Lintas Opini – Berita Terkini, Akurat, Terpercaya – 23 Juli 2026 | Badan Meteorologi, Klimatologi, dan Geofisika (BMKG) telah mengeluarkan peringatan dini gelombang tinggi di sejumlah perairan Jawa Timur dan Indonesia Timur. Peringatan tersebut berlaku mulai 23 Juli 2026 pukul 07.00 WIB hingga 26 Juli 2026 pukul 07.00 WIB. Selama periode tersebut, gelombang laut setinggi 1,25 meter hingga 2,5 meter diperkirakan berpotensi terjadi di 13 wilayah perairan Jawa Timur.
BMKG mengimbau nelayan, operator kapal, hingga masyarakat yang beraktivitas di laut untuk meningkatkan kewaspadaan demi keselamatan pelayaran. Gelombang tersebut berpotensi membahayakan aktivitas pelayaran, terutama kapal berukuran kecil. Masyarakat yang akan melaut maupun operator kapal diminta memperhatikan batas aman dan selalu memantau informasi cuaca dan peringatan maritim terbaru dari BMKG sebelum berangkat.
Sementara itu, pelayaran wisata ke sejumlah pulau di kawasan Taman Nasional Komodo juga kembali ditutup mulai 22 Juli 2026 hingga 24 Juli 2026. Pulau Padar dan Pulau Komodo termasuk tujuan wisata yang dilarang. Kepala Kantor Kesyahbandaran dan Otoritas Pelabuhan (KSOP) Kelas III Labuan Bajo, Stephanus Risdiyanto mengatakan bahwa perairan paling rawan karena arus kuat dan gelombang tinggi adalah di Selat Padar.
Bibit Siklon Tropis 92W juga terdeteksi di Laut Filipina, tepatnya di sebelah utara Papua Barat Daya. Sistem cuaca ini mulai terpantau sejak 21 Juli 2026 pukul 01.00 WIB. BMKG menyebut Bibit Siklon Tropis 92W memiliki peluang rendah untuk berkembang menjadi siklon tropis dalam periode 24 jam ke depan. Meskipun potensi pertumbuhannya menjadi siklon tropis tergolong rendah, pergerakan sistem ini tetap memberikan dampak tidak langsung terhadap kondisi cuaca dan gelombang laut di sejumlah wilayah Indonesia bagian utara dan timur.
BMKG memprediksi gelombang setinggi 1,25 hingga 2,5 meter berpotensi terjadi di sejumlah perairan, meliputi Samudra Hindia barat Kepulauan Nias, Samudra Hindia barat Aceh, Selat Malaka bagian utara, Laut Natuna Utara, Karimata bagian utara, Selat Karimata bagian selatan, Laut Jawa bagian barat, tengah, dan timur, Selat Makassar bagian utara, tengah, dan selatan, Laut Sulawesi bagian barat, tengah, dan timur, Laut Bali, Laut Flores, Laut Banda, Laut Maluku, Samudra Hindia selatan NTT, Samudra Pasifik utara Maluku, Samudra Pasifik utara Papua Barat, Samudra Pasifik utara Papua Barat Daya, Laut Seram, dan Laut Arafuru bagian utara, barat, tengah, dan timur.

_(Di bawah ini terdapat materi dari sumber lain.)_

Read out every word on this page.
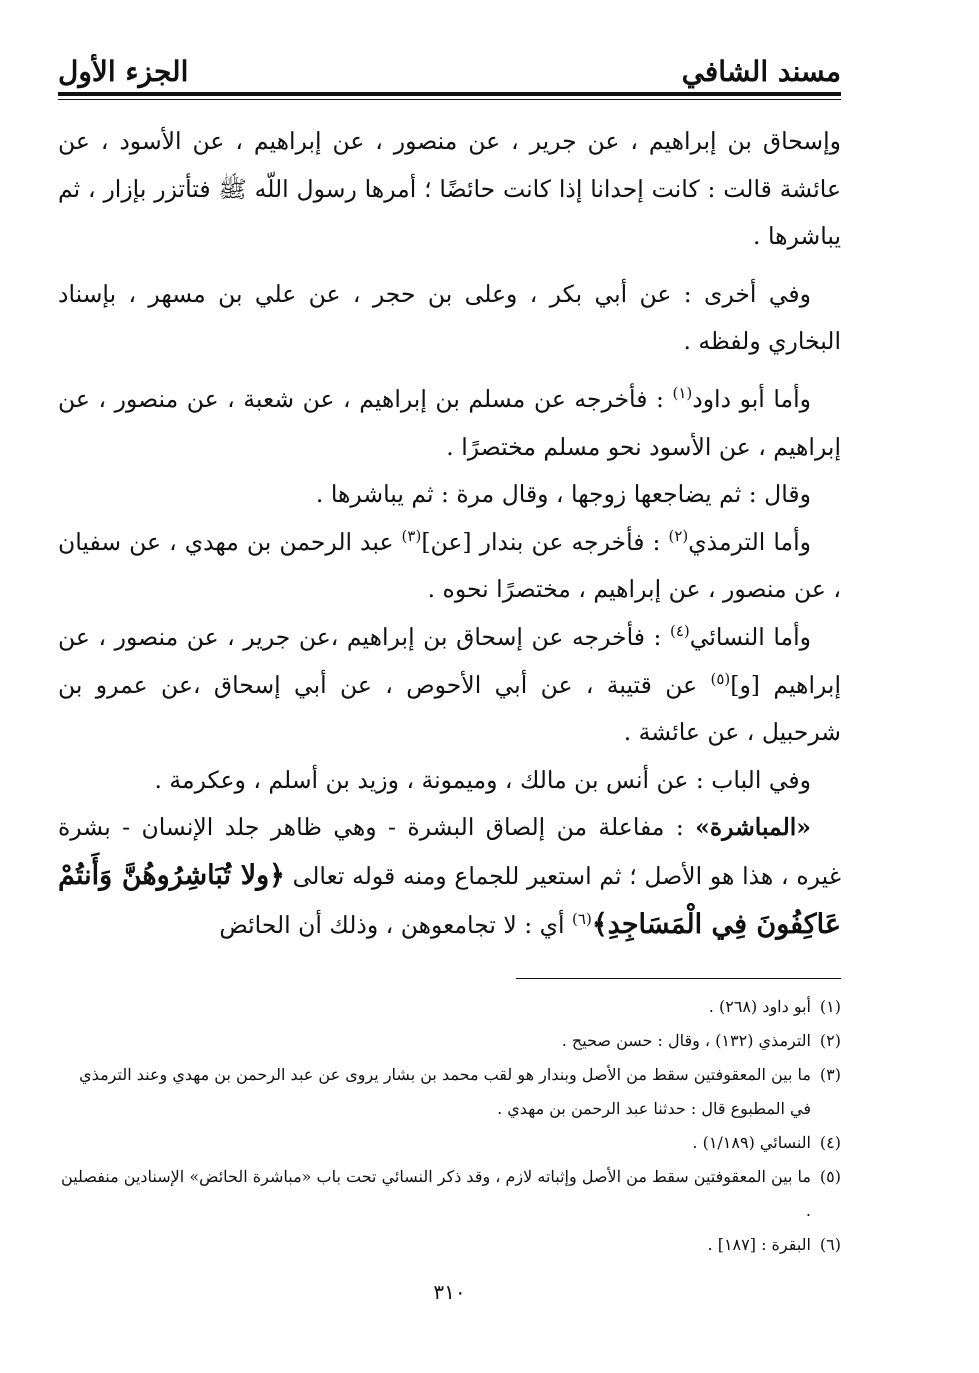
مسند الشافي
الجزء الأول

وإسحاق بن إبراهيم ، عن جرير ، عن منصور ، عن إبراهيم ، عن الأسود ، عن عائشة قالت : كانت إحدانا إذا كانت حائضًا ؛ أمرها رسول اللّه ﷺ فتأتزر بإزار ، ثم يباشرها .

وفي أخرى : عن أبي بكر ، وعلى بن حجر ، عن علي بن مسهر ، بإسناد البخاري ولفظه .

وأما أبو داود$^{(١)}$ : فأخرجه عن مسلم بن إبراهيم ، عن شعبة ، عن منصور ، عن إبراهيم ، عن الأسود نحو مسلم مختصرًا .

وقال : ثم يضاجعها زوجها ، وقال مرة : ثم يباشرها .

وأما الترمذي$^{(٢)}$ : فأخرجه عن بندار [عن]$^{(٣)}$ عبد الرحمن بن مهدي ، عن سفيان ، عن منصور ، عن إبراهيم ، مختصرًا نحوه .

وأما النسائي$^{(٤)}$ : فأخرجه عن إسحاق بن إبراهيم ،عن جرير ، عن منصور ، عن إبراهيم [و]$^{(٥)}$ عن قتيبة ، عن أبي الأحوص ، عن أبي إسحاق ،عن عمرو بن شرحبيل ، عن عائشة .

وفي الباب : عن أنس بن مالك ، وميمونة ، وزيد بن أسلم ، وعكرمة .

«المباشرة» : مفاعلة من إلصاق البشرة - وهي ظاهر جلد الإنسان - بشرة غيره ، هذا هو الأصل ؛ ثم استعير للجماع ومنه قوله تعالى ﴿ولا تُبَاشِرُوهُنَّ وَأَنتُمْ عَاكِفُونَ فِي الْمَسَاجِدِ﴾$^{(٦)}$ أي : لا تجامعوهن ، وذلك أن الحائض

(١)
أبو داود (٢٦٨) .
(٢)
الترمذي (١٣٢) ، وقال : حسن صحيح .
(٣)
ما بين المعقوفتين سقط من الأصل وبندار هو لقب محمد بن بشار يروى عن عبد الرحمن بن مهدي وعند الترمذي في المطبوع قال : حدثنا عبد الرحمن بن مهدي .
(٤)
النسائي (١/١٨٩) .
(٥)
ما بين المعقوفتين سقط من الأصل وإثباته لازم ، وقد ذكر النسائي تحت باب «مباشرة الحائض» الإسنادين منفصلين .
(٦)
البقرة : [١٨٧] .
٣١٠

Masyarakat pesisir dan pelayaran di wilayah terdampak diimbau meningkatkan kewaspadaan terhadap hujan lebat, angin kencang, dan gelombang tinggi. Perkembangan Bibit Siklon Tropis 92W masih dapat berubah mengikuti kondisi atmosfer dan perairan. Masyarakat dianjurkan untuk memantau informasi terbaru melalui kanal resmi BMKG dan menghindari informasi dari sumber yang tidak terpercaya.
Kondisi cuaca yang tidak stabil ini mengingatkan kita akan pentingnya kewaspadaan dan keselamatan dalam beraktivitas di laut. Dengan memantau informasi cuaca dan peringatan maritim terbaru, kita dapat mengurangi risiko kecelakaan dan menjaga keselamatan pelayaran.